02. Dezember 2011

Kommentar zur Insolvenz der Kellerei Pressler: 1,2,3 nun vorbei?

1, 2, 3 – vorbei?
Nach der Lorch-Pleite Mitte 2009 und dem nicht ganz freiwilligen Zuschließen der Weinkellerei Decker in Landau hat es nun die dritte Kellerei in der Südpfalz erwischt. Seit 17. November ist es amtlich: Die Weinkellerei Otto Pressler in Hochstadt ist insolvent. Zwar wurde schon seit längerem eine angespannte Finanzlage des Unternehmens vermutet, nachdem es aber trotz des Wegfalls eines Großkunden aus dem Discountbereich gelungen war, neue Absatzkanäle aufzutun, hat die plötzliche Insolvenz nun doch überrascht. Wie auch beim Fall der Kellerei Lorch, war die Sparkasse Südliche Weinstraße auch bei Pressler diejenige, die mit der plötzlichen Kündigung aller Kredite das Unternehmen in die Insolvenz trieb. Während bei Lorch die Kredite schon gewisse Zeit vor der Insolvenz nicht mehr bedient worden sein sollen, soll dies bei Pressler bis zuletzt nicht der Fall gewesen sein. Vielleicht ist das auch der Grund, warum der Insolvenzverwalter noch Chancen sieht, das Unternehmen weiter zu betreiben. Ob dies allerdings realistisch und überhaupt gewollt ist, wird sich zeigen. Nachdenklich macht der Zeitpunkt der Kreditkündigung. Sieht es doch so aus, als ob die Sparkasse sehr bemüht war, das eigene Ausfallrisiko möglichst gering zu halten, aber dafür die Lieferanten und Weinkommissionäre im Regen stehen zu lassen, die Wein geliefert hatten, jetzt aber auf ihr Geld warten. Gerade dies sind schlechte Voraussetzungen für eine Fortführung des Geschäftes. Schließlich brauchen die Kellereien Wein, doch wer soll künftig liefern?

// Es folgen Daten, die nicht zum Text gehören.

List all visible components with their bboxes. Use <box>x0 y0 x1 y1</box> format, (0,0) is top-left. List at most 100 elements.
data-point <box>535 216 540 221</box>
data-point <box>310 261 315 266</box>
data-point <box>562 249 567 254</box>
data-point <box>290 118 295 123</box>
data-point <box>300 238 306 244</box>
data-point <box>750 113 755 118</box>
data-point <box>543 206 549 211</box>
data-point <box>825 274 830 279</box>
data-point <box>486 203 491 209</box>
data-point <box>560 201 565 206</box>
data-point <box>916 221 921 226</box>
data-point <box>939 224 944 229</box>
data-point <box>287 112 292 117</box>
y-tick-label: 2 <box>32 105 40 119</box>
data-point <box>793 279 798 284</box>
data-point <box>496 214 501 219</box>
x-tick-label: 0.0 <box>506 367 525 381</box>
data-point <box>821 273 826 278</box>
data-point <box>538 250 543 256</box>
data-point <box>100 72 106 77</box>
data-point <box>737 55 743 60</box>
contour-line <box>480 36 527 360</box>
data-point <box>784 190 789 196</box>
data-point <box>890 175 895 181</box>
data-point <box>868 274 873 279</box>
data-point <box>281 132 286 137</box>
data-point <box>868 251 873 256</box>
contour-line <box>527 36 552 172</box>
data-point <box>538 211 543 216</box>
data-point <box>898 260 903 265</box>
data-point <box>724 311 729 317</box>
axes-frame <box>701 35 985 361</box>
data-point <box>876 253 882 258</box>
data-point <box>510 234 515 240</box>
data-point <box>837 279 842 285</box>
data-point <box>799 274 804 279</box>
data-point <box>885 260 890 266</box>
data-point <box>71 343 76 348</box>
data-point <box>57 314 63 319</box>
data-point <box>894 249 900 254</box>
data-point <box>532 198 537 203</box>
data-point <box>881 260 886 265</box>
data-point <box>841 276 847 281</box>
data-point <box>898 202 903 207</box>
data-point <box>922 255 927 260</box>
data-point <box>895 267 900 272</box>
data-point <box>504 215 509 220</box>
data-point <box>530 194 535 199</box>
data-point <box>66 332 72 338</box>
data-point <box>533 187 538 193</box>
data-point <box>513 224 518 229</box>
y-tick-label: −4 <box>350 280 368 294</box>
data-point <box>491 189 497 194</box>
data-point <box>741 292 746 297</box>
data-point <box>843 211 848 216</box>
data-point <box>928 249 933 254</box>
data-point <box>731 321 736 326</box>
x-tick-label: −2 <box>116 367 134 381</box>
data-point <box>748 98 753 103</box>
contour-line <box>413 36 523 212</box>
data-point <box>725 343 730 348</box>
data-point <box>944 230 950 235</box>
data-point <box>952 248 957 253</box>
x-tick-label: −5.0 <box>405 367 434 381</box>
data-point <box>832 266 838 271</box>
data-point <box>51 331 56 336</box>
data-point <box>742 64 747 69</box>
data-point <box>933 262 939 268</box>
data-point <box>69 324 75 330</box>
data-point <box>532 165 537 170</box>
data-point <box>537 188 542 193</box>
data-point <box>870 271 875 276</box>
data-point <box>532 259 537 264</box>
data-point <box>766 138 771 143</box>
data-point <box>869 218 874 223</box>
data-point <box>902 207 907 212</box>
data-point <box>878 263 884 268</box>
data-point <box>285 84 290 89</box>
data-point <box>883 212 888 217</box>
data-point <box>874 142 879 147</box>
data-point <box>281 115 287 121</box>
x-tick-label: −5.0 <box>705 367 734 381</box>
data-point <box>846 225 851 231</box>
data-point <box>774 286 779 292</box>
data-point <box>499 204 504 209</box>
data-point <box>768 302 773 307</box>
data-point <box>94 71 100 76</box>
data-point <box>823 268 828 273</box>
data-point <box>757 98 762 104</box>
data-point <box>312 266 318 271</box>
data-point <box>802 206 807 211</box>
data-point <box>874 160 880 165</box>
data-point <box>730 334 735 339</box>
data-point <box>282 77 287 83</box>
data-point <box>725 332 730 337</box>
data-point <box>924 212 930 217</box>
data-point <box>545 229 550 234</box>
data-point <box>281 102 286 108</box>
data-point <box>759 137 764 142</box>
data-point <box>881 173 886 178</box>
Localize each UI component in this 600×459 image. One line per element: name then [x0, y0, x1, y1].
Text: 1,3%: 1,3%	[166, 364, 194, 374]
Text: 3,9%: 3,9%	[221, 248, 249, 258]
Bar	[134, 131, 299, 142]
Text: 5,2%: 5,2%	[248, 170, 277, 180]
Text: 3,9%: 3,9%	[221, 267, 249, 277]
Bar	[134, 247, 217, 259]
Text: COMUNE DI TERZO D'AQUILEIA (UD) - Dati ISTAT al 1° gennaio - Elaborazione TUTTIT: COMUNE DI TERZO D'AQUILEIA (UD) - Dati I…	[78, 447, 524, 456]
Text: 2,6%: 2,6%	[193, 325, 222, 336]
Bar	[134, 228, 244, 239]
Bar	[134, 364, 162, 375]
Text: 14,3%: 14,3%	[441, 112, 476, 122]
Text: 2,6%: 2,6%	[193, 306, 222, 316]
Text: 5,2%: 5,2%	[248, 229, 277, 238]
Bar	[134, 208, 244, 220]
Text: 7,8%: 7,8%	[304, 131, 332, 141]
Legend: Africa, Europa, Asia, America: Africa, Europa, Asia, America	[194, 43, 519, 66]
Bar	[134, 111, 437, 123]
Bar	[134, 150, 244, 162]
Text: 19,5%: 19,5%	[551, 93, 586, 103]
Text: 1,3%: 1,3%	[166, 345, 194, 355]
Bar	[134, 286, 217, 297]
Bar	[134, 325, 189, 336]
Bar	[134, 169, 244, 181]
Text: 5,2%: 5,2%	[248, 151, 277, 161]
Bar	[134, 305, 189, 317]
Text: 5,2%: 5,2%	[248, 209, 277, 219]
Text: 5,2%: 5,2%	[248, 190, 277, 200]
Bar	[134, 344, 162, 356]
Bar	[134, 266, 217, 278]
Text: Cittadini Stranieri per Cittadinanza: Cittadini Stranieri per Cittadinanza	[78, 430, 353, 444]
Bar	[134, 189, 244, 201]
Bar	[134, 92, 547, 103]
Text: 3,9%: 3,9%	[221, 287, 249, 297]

Die Kommissionäre, die sich alle untereinander kennen, werden es sich genau überlegen, ob sie ein solches Risiko noch einmal eingehen. Der Slogan der Sparkasse Südliche Weinstraße „Ihre Sparkasse, Ihr starker Finanzpartner“ hat im Fall Pressler einen schalen Nachgeschmack. Ob die Banken das Geschäft ihrer Kunden immer verstehen, darf ebenso bezweifelt werden wie der Wille, ein verlässlicher Partner zu sein. Vielleicht ist es interessanter, ein Unternehmen abzuwickeln, die Brocken meistbietend zu verhökern und auf dem Kellereigelände einen Verbrauchermarkt zu errichten. Ein solches Geschäft wäre bestimmt im Sinne des SÜW-Sparkassenvorstandes – risikoarm und renditestark. Was aber mit den beiden Erzeugergemeinschaften und den Mitgliedern passiert, die seit Jahrzehnten an Pressler lieferten und was mit den 30 Angestellten geschieht, falls die Kellerei schließt, muss sich auch die Landrätin und Aufsichtsrätin der Sparkasse Südliche Weinstraße, Theresia Riedmaier, fragen lassen.
Gab es nach dem zweiten Weltkrieg allein 40 Kellereien in Landau, so ist die Stadt inzwischen kellereifrei, und auch im Landkreis sind auf Kellereiseite eigentlich nur noch die Betriebe Kimmle und Wissing übrig geblieben. Keine gute Entwicklung, weil sich das Geschäft nur noch auf wenige konzentriert, die dann noch stärker als bisher das Geschehen und die Preise diktieren werden. Es bleibt deshalb zu befürchten, dass die Fassweinwinzer und Traubenlieferanten zu den langfristigen Verlierern der Branche zählen könnten.